Video editor: Sandeep Suman
It’s a number India won’t ever forget – 176. And ten zeroes.
In 2010, the country’s top most auditor, the Comptroller and Auditor General of India, told us that we had suffered a loss of an astronomical Rs 1.76 lakh crore rupees because of former Union Minister A Raja’s telecom policy.
But seven years after two PILs exposed what came to be known as the ‘2G scam’, we were told there was no proof of said scam. In December 2017, a CBI court in Delhi acquitted all accused of all charges.
But, how did this turnaround happen?
The Beginning of the ‘2G Scam’
Rewind to 2008.
Manmohan Singh was Prime Minister, the UPA was in its first term, and India’s telecom sector was booming. The 2G spectrum allocation would’ve allowed newer telecom companies to enter the field. It would have led to more subscribers and competition. For the consumer and the entrepreneur, this would be a win-win situation.
But a series of PILs was filed by independent journalist Paranjoy Guha Thakurta, the then-general secretary of the Centre for Public Interest Litigation, Prashant Bhushan, and Anil Kumar, the former secretary of the Telecom Watchdog NGO. These PILs cast a shadow of doubt over the allocation.

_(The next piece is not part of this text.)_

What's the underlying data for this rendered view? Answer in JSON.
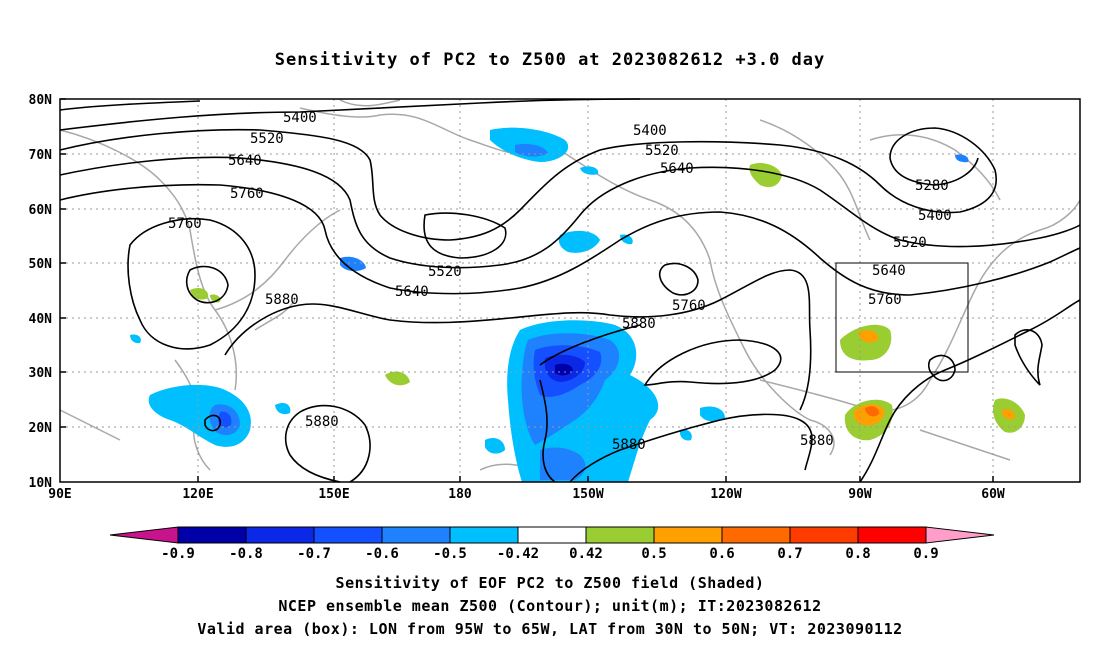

And then, in 2010, the CAG submitted its damning report.
The basic allegation was that the then telecom minister A Raja had undersold national resources to favour certain corporates in exchange for kickbacks. The aam aadmi couldn’t be bothered much with the technicalities, but was left dumbstruck at the amount of corruption that was being alleged.
A Presumptive Loss
On 11 November 2010, the New Indian Express published a headline with just a number – 1760000000000. The CAG report had put three estimates of presumptive loss to the exchequer by the 2G spectrum allocation. But the one which caught everyone’s imagination was the biggest number of them all. A loss of 1.76 lakh crore.
But where did this figure come from?
The fact is, this was a notional loss. Presumptive, a hypothesis, if you will. The CAG reasoned that if the 2G spectrum was allocated at 2008 rates and not 2001 rates, then the country could’ve gained Rs 1.76 lakh crore rupees. Here’s a simple analogy to understand the concept of notional loss.

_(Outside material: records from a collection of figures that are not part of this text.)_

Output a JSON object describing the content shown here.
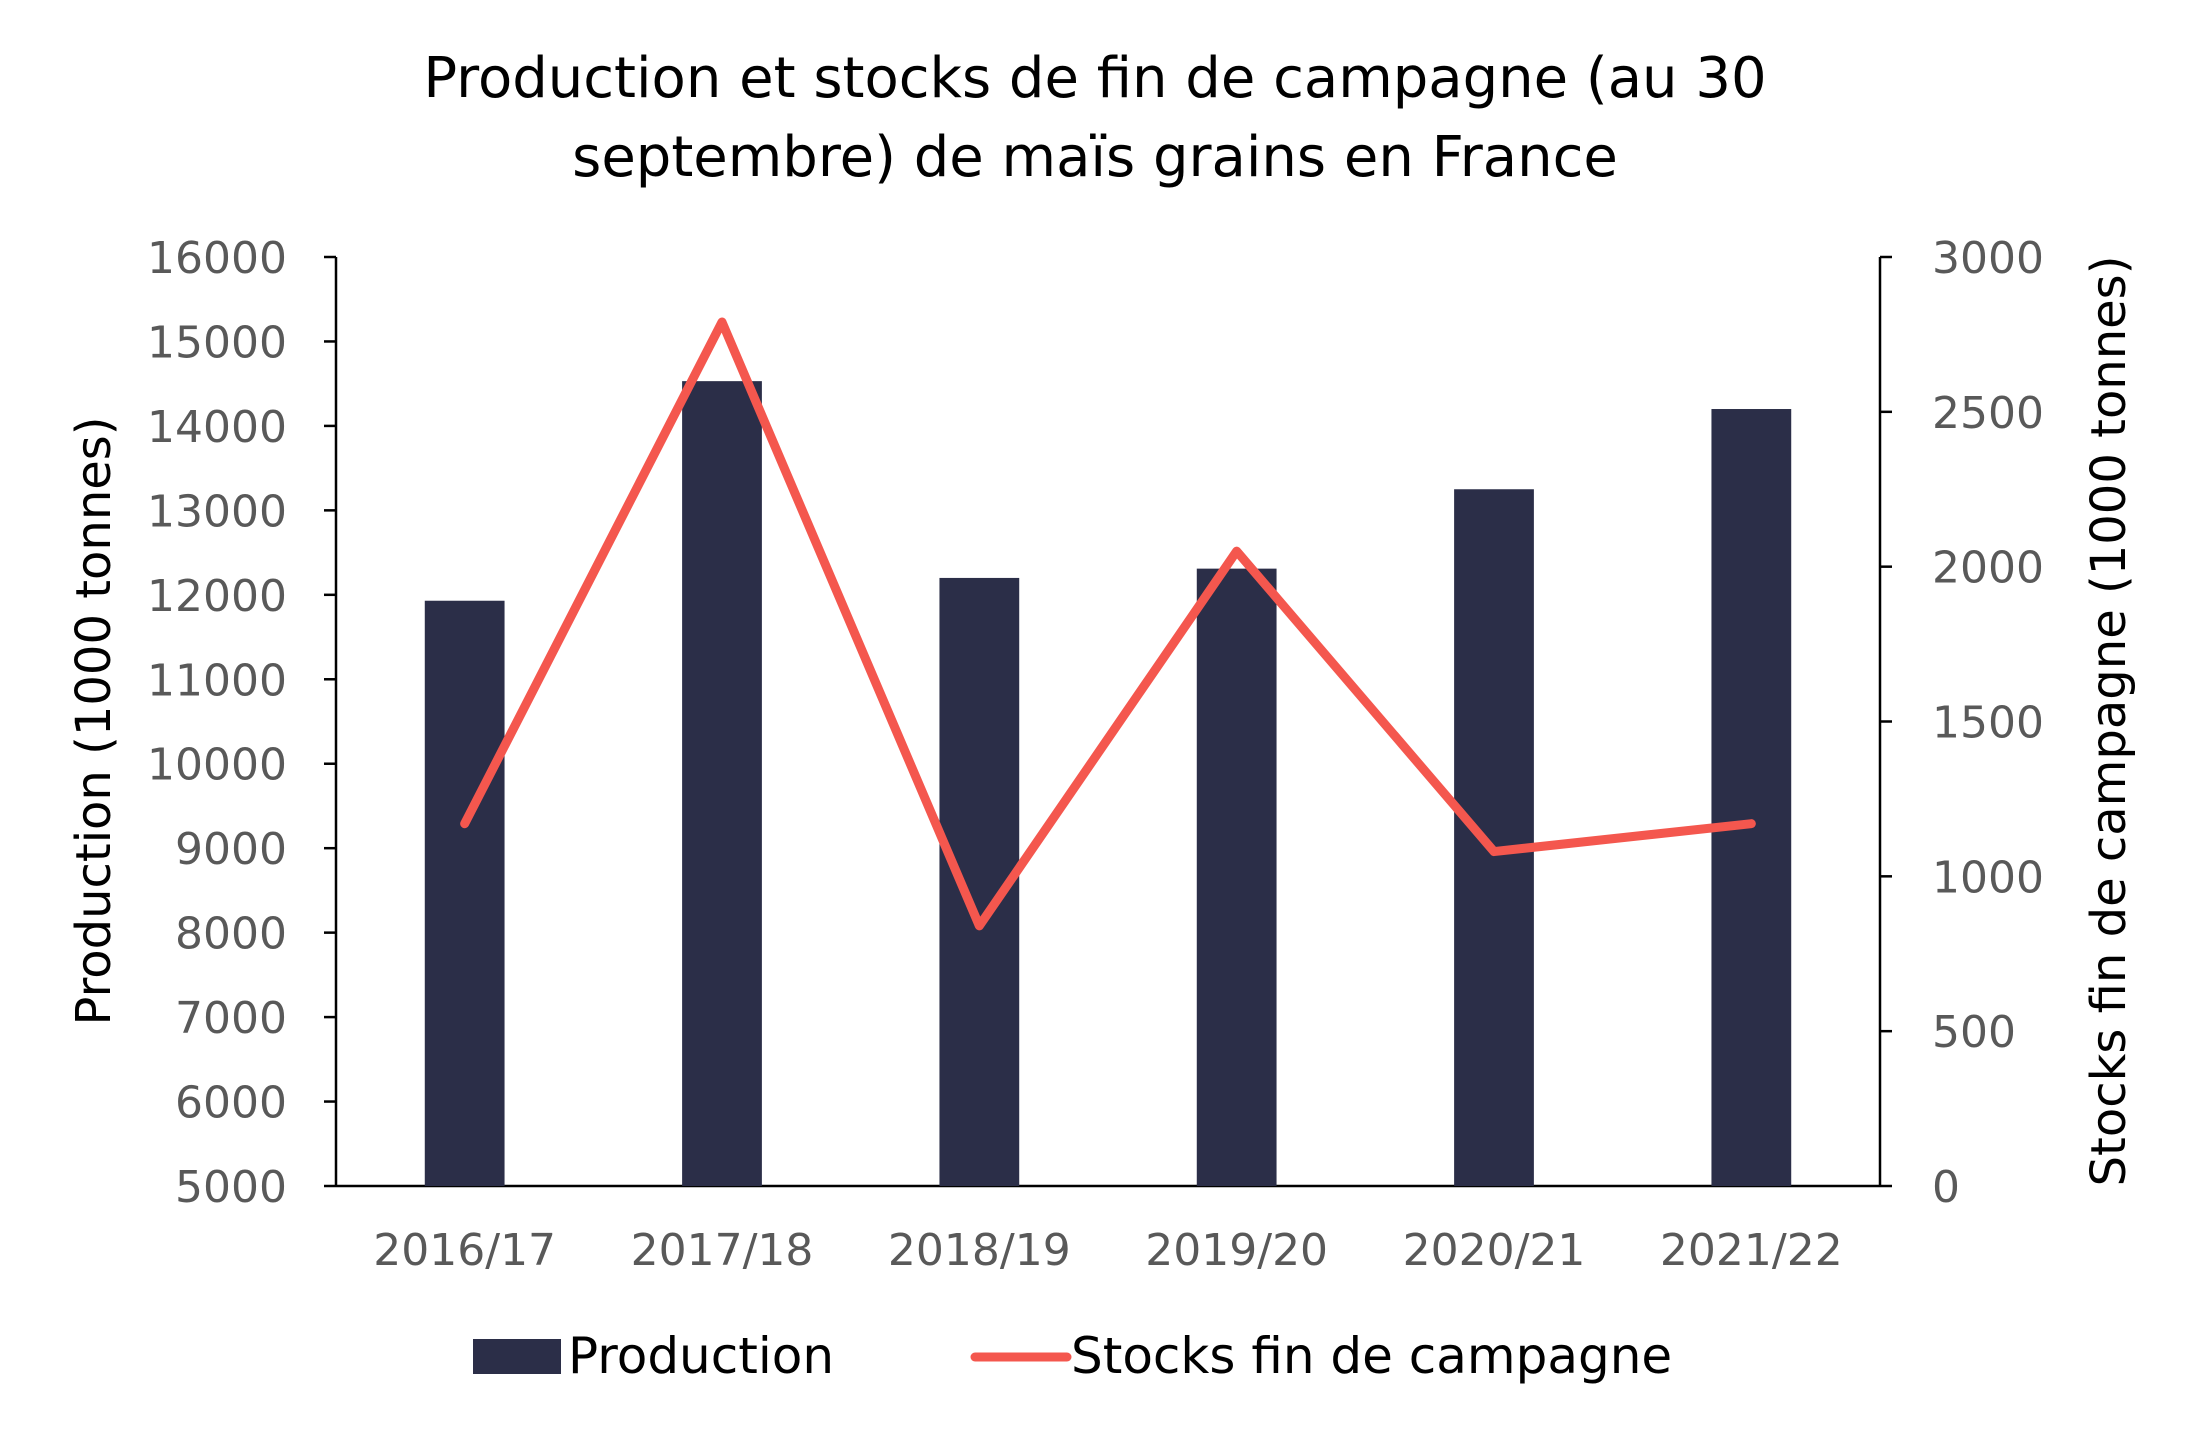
{
  "chart_data": {
    "type": "bar",
    "title_line1": "Production et stocks de fin de campagne (au 30",
    "title_line2": "septembre) de maïs grains en France",
    "categories": [
      "2016/17",
      "2017/18",
      "2018/19",
      "2019/20",
      "2020/21",
      "2021/22"
    ],
    "series": [
      {
        "name": "Production",
        "type": "bar",
        "axis": "left",
        "color": "#2b2e48",
        "values": [
          11930,
          14530,
          12200,
          12310,
          13250,
          14200
        ]
      },
      {
        "name": "Stocks fin de campagne",
        "type": "line",
        "axis": "right",
        "color": "#f4574e",
        "values": [
          1170,
          2790,
          840,
          2050,
          1080,
          1170
        ]
      }
    ],
    "y_left": {
      "label": "Production (1000 tonnes)",
      "min": 5000,
      "max": 16000,
      "ticks": [
        "16000",
        "15000",
        "14000",
        "13000",
        "12000",
        "11000",
        "10000",
        "9000",
        "8000",
        "7000",
        "6000",
        "5000"
      ]
    },
    "y_right": {
      "label": "Stocks  fin de campagne (1000 tonnes)",
      "min": 0,
      "max": 3000,
      "ticks": [
        "3000",
        "2500",
        "2000",
        "1500",
        "1000",
        "500",
        "0"
      ]
    },
    "legend": {
      "placement": "bottom",
      "production": "Production",
      "stocks": "Stocks fin de campagne"
    },
    "grid": false
  }
}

Analogy: Parliament or a Luxury Hotel?
It’s like saying – the Indian Parliament functions for only 100 days in a year. What if we were to convert it into a luxury-hotel for the rest of the 256 days? Just how much money are we losing by not capitalising on prime real estate?
But Why Did the Government Not Want to Make Money?

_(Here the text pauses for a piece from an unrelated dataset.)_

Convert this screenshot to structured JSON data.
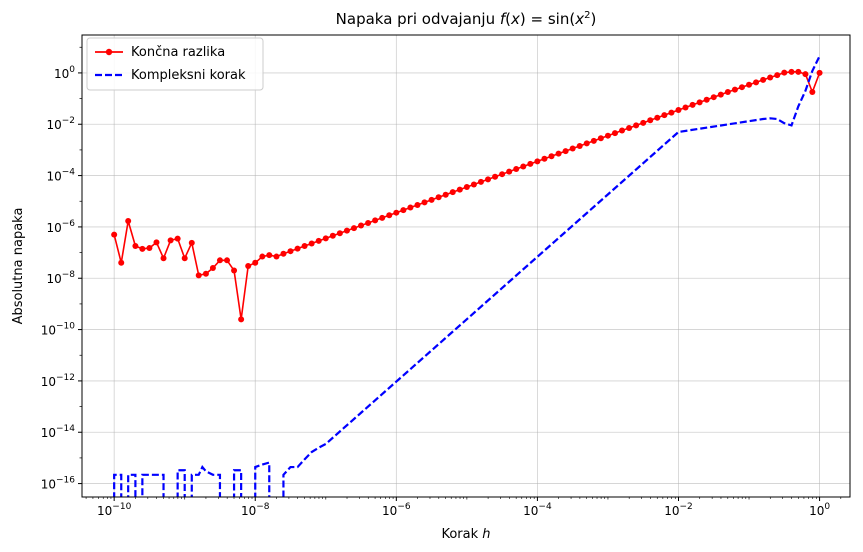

The telecom department says it wanted the spectrum to be economically priced. It wanted to increase tele-density and not maximise revenue.
According to the government, this was a pre-planned policy decision, not an arbitrary mistake and definitely not a scam. But that’s not the only allegation that the CAG made.
There's also the question of who was allotted this spectrum, and whether they were qualified to handle a precious national resource like spectrum.
The CAG claims that the telecom minister tweaked the rules to allocate spectrum to relatively new players. The CBI claimed there was a quid pro quo to this generosity and favoritism. But the trial court ruled that there exists no convincing paper trail to prove that.
In 2012, spectrum licenses allotted by A Raja were cancelled by the Supreme Court. A re-auction was held in 2014, which earned Rs 61,162 crore
So, what were we left with ?
A paralysed bureaucracy.
A devastated telecom sector.
A disillusioned aam aadmi.
And after seven years – a reset button.